问题
TL;DR
I want to replicate the functionality of numpy.matmul in theano. What's the best way to do this?
Too Short; Didn't Understand
Looking at theano.tensor.dot and theano.tensor.tensordot, I'm not seeing an easy way to do a straightforward batch matrix multiplication. i.e. treat the last two dimensions of N dimensional tensors as matrices, and multiply them. Do I need to resort to some goofy usage of theano.tensor.batched_dot? Or *shudder* loop them myself without broadcasting!?
回答1:
The current pull requests don't support broadcasting, so I came up with this for now. I may clean it up, add a little more functionality, and submit my own PR as a temporary solution. Until then, I hope this helps someone! I included the test to show it replicates numpy.matmul, given that the input complies with my more strict (temporary) assertions.

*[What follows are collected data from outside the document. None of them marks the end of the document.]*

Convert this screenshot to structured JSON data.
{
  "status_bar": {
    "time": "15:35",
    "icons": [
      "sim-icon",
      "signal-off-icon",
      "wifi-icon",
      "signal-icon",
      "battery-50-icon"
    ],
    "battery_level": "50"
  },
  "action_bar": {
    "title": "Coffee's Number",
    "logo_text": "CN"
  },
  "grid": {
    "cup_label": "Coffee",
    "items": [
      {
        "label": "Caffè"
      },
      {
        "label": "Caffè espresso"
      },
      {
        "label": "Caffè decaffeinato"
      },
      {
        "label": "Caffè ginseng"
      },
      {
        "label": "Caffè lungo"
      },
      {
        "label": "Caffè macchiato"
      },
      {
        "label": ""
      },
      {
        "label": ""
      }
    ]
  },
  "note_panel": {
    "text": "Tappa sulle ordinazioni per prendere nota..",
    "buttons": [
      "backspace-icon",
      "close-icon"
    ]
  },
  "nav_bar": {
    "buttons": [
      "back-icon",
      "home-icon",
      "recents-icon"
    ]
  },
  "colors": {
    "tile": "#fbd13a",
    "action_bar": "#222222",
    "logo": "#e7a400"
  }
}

Also, .scan stops iterating the sequences at argmin(*sequencelengths) iterations. So, I believe that mismatched array shapes won't raise any exceptions.
import theano as th
import theano.tensor as tt
import numpy as np
def matmul(a: tt.TensorType, b: tt.TensorType, _left=False):
"""Replicates the functionality of numpy.matmul, except that
the two tensors must have the same number of dimensions, and their ndim must exceed 1."""
# TODO ensure that broadcastability is maintained if both a and b are broadcastable on a dim.
assert a.ndim == b.ndim # TODO support broadcasting for differing ndims.
ndim = a.ndim
assert ndim >= 2
# If we should left multiply, just swap references.
if _left:
tmp = a
a = b
b = tmp
# If a and b are 2 dimensional, compute their matrix product.
if ndim == 2:
return tt.dot(a, b)
# If they are larger...
else:
# If a is broadcastable but b is not.
if a.broadcastable[0] and not b.broadcastable[0]:
# Scan b, but hold a steady.
# Because b will be passed in as a, we need to left multiply to maintain
# matrix orientation.
output, _ = th.scan(matmul, sequences=[b], non_sequences=[a[0], 1])
# If b is broadcastable but a is not.
elif b.broadcastable[0] and not a.broadcastable[0]:
# Scan a, but hold b steady.
output, _ = th.scan(matmul, sequences=[a], non_sequences=[b[0]])
# If neither dimension is broadcastable or they both are.
else:
# Scan through the sequences, assuming the shape for this dimension is equal.
output, _ = th.scan(matmul, sequences=[a, b])
return output
def matmul_test() -> bool:
vlist = []
flist = []
ndlist = []
for i in range(2, 30):
dims = int(np.random.random() * 4 + 2)
# Create a tuple of tensors with potentially different broadcastability.
vs = tuple(
tt.TensorVariable(
tt.TensorType('float64',
tuple((p < .3) for p in np.random.ranf(dims-2))
# Make full matrices
+ (False, False)
)
)
for _ in range(2)
)
vs = tuple(tt.swapaxes(v, -2, -1) if j % 2 == 0 else v for j, v in enumerate(vs))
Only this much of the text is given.